After picking up the truck full of garbage, we drove to the rural outskirts of Sendai. As a general rule, in Japan I tend to have only a faint idea of what we’re actually doing at any moment in time, and today proved no exception. While I had initially thought we might be headed off to some sort of waste disposal site, instead we ended up at a small, abandoned elementary school. It turned out the school was one of AARJ’s storage sites for their many supplies en route to northern Tohoku, and we were there to use the field in front of the gym for the unpleasant job of sorting and rebagging all of the garbage before disposing of it.
Just before unloading the truck. [click to enlarge]

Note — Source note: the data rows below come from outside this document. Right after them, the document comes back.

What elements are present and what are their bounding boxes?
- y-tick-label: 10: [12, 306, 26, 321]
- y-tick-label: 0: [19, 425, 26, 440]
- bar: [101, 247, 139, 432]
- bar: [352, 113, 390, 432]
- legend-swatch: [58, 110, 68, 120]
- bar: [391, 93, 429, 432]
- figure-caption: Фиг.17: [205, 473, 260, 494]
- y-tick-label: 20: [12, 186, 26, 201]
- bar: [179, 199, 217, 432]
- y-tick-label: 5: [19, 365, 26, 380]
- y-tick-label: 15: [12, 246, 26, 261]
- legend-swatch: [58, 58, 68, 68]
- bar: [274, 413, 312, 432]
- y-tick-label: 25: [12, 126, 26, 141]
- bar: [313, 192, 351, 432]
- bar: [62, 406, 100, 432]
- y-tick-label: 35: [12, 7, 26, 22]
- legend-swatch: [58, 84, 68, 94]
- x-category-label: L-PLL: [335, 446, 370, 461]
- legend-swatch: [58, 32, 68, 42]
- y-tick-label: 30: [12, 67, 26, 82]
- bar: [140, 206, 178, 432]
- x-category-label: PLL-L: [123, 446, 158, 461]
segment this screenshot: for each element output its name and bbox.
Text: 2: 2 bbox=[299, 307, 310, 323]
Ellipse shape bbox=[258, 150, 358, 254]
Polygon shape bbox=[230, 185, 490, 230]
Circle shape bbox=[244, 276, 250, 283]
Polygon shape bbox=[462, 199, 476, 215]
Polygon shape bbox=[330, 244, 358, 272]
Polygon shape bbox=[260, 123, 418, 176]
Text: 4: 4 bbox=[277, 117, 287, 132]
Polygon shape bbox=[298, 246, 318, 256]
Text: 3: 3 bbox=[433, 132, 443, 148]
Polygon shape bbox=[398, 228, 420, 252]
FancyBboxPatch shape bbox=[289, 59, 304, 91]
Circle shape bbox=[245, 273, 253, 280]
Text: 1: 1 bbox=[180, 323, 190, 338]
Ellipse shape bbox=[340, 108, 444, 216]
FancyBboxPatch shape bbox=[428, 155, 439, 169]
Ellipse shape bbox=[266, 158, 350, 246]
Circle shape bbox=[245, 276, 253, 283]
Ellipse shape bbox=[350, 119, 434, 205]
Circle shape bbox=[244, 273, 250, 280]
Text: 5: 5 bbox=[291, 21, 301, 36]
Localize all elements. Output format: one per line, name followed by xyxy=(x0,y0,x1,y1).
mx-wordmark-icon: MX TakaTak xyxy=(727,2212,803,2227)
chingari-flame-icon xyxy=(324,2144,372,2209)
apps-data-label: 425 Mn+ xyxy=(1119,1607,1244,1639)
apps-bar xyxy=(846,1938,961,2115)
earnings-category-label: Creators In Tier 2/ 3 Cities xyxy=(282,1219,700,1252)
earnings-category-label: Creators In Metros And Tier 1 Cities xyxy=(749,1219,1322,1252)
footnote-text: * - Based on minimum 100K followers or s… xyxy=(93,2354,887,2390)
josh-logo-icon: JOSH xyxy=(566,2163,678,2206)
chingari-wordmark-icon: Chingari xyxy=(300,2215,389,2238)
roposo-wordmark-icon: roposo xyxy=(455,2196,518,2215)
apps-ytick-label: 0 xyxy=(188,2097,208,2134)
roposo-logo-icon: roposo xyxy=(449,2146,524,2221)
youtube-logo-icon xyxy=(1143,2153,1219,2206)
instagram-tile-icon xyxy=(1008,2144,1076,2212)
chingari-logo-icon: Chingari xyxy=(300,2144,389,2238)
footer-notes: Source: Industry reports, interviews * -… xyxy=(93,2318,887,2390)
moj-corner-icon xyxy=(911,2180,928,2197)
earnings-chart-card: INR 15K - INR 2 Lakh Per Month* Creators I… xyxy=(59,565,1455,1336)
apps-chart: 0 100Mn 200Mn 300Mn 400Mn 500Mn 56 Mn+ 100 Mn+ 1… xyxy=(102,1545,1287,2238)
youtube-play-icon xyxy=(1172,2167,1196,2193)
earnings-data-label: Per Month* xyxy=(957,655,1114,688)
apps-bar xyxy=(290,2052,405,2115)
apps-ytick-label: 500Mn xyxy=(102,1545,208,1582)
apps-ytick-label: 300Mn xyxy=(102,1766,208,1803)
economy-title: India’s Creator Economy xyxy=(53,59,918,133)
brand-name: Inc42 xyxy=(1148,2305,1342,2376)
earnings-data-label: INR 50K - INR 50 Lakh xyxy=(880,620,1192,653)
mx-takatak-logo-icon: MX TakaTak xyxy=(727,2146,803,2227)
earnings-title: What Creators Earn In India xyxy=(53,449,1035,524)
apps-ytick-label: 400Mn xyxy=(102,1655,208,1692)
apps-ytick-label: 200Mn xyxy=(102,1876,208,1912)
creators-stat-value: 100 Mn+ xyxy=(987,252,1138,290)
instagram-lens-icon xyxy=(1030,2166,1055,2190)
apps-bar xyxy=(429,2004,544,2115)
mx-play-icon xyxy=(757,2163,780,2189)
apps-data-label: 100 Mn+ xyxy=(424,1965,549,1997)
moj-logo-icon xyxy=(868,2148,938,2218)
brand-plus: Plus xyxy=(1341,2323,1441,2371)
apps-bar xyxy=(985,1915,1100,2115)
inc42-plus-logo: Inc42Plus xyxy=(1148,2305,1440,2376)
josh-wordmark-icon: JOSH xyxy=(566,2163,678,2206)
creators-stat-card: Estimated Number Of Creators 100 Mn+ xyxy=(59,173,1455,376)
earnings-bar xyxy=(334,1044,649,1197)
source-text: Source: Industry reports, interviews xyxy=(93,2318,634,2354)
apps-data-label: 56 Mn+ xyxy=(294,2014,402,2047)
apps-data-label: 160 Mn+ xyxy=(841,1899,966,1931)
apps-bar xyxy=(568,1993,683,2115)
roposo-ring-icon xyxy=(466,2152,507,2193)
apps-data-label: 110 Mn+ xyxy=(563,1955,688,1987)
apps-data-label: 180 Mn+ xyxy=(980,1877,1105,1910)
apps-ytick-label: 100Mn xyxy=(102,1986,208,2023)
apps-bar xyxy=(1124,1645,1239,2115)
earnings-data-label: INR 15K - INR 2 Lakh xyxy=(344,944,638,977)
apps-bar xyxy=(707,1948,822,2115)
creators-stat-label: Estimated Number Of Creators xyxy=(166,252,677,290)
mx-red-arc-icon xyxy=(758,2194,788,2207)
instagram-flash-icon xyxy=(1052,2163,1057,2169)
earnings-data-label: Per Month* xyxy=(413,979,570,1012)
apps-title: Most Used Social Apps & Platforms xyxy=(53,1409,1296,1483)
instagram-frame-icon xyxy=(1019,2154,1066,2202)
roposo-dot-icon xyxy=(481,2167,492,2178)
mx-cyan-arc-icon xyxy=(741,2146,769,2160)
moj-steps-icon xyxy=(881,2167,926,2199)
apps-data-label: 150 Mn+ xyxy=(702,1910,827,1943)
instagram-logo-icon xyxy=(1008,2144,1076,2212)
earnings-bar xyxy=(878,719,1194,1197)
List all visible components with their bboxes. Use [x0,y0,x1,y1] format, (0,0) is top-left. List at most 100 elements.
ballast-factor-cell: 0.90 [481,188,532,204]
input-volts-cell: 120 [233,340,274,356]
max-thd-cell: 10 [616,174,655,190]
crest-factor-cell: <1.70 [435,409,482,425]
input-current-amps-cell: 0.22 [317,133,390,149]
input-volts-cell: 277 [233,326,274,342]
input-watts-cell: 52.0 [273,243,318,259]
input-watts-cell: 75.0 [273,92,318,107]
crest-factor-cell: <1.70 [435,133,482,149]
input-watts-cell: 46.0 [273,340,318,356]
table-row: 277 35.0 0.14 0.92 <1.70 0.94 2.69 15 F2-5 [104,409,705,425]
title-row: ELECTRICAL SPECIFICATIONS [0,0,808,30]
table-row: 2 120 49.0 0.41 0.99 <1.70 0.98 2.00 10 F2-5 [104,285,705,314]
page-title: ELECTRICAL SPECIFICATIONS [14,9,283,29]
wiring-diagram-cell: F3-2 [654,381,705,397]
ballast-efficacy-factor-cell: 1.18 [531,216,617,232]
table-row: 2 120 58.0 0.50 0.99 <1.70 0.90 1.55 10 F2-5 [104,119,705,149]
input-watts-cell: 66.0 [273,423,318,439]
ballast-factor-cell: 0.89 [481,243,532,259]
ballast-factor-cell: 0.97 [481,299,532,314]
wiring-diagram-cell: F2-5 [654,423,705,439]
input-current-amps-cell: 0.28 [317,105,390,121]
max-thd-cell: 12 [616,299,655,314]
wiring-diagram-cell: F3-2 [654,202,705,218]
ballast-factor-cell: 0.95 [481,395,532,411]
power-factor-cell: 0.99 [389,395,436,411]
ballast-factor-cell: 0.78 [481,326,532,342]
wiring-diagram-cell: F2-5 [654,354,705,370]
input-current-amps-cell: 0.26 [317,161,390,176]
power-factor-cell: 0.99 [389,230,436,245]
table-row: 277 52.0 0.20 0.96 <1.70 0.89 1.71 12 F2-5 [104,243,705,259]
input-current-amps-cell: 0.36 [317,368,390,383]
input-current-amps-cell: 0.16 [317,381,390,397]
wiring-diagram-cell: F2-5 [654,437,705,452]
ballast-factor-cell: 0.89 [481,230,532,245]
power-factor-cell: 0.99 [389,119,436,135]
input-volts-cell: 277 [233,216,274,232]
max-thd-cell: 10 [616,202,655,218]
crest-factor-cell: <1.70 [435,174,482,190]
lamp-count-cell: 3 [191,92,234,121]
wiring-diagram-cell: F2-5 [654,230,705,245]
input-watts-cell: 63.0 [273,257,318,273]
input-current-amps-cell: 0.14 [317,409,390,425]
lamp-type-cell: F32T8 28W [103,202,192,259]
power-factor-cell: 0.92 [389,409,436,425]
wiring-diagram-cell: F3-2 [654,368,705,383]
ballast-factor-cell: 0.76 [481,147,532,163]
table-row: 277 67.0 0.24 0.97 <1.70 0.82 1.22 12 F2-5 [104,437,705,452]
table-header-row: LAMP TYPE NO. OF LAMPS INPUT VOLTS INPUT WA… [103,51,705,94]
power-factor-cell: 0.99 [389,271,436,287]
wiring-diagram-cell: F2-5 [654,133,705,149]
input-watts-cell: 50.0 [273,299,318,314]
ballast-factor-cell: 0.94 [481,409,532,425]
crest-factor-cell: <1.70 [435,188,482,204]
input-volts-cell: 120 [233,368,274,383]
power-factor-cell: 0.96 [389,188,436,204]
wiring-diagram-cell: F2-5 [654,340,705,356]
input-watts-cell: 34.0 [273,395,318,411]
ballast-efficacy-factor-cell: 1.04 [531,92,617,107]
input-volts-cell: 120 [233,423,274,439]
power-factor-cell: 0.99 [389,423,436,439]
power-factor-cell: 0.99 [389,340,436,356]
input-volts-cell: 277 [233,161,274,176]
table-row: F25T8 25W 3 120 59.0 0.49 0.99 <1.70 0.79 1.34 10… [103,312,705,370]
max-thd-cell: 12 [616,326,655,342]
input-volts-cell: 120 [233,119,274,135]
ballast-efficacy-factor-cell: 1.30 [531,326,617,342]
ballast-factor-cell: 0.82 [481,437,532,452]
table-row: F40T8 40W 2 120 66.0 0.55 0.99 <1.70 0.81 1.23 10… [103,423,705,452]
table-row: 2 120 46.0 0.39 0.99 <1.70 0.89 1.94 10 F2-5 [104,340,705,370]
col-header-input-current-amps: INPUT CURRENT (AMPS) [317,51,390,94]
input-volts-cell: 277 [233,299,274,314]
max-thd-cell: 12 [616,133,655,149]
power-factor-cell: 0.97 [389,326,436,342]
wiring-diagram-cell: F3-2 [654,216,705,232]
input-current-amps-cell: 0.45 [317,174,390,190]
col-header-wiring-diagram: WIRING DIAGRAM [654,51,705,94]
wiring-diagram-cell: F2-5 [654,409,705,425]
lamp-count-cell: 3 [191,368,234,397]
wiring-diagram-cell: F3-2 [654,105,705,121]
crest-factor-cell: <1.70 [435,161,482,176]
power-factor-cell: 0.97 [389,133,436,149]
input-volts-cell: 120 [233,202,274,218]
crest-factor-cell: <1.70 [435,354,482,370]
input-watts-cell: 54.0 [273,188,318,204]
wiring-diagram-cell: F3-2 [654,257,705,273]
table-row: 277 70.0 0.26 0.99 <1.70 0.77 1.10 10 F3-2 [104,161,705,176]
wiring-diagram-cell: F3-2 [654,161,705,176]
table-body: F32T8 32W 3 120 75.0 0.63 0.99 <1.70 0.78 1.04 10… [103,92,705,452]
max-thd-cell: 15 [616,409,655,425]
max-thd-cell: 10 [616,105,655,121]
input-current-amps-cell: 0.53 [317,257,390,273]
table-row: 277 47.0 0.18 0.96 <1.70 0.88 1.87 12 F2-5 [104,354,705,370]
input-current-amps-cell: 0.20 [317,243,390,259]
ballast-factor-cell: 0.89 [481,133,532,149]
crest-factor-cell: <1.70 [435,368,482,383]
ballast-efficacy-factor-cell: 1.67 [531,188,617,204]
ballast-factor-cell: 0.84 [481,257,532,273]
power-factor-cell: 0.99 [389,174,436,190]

Despite our messy task, I enjoyed the chance to get out of the city. The quiet road and surrounding hills were suitable simulacra for Vermont, and even the acrid odors from the garbage made decent substitutes for the nasal delights of farm life (although it didn’t quite capture the full bouquet of horse shit). I almost felt at home.
The school had a ghostly sort of sereneness to it; tall grass had overgrown the baseball field where a catcher’s mitt still lay at home plate, and peering into the building I could see half-swept piles of dust and a few disconnected phones against the wall, as if the previous occupants had rushed out. The large clock in the schoolyard was broken, but at precisely noon an eerie, chiming melody wafted through the field to summon phantom children back to class. I wandered off for a few minutes to take pictures, and along the way I caught a little tree frog.
Silent recess. [click to enlarge]
Wuddle bitty fwoggy. [click to enlarge]
After reloading the truck we were off again. Several miles later we arrived at a massive building with a huge smokestack – an incinerator complex. All day I had imagined the place we would be dumping the garbage would be, well, a dump, but arriving at the building reminded me that outside of recycling, almost all trash in Japan, for better or worse, is burned. Inside, we backed up to one of the eight thirty-foot tall doors, which opened to reveal a massive collection pit for the garbage-to-be-burned (think end of Toy Story 3; there was even a claw at this one!). They put harnesses on us so we wouldn’t inadvertently fall into the pit, and then we began the merry process of chucking the trash bags we had labored over to their fiery doom. Satisfaction.
Ramp leading into the incinerator. [click to enlarge]
The Claw! [click to enlarge]
I don’t remember too much about that evening except that drunk udon happened, and I kept asking random Japanese servers about the names of pop songs on the radio while trying to hum them and sing the words I remembered. After all of this volunteering, I guess I have to do something to maintain my American image.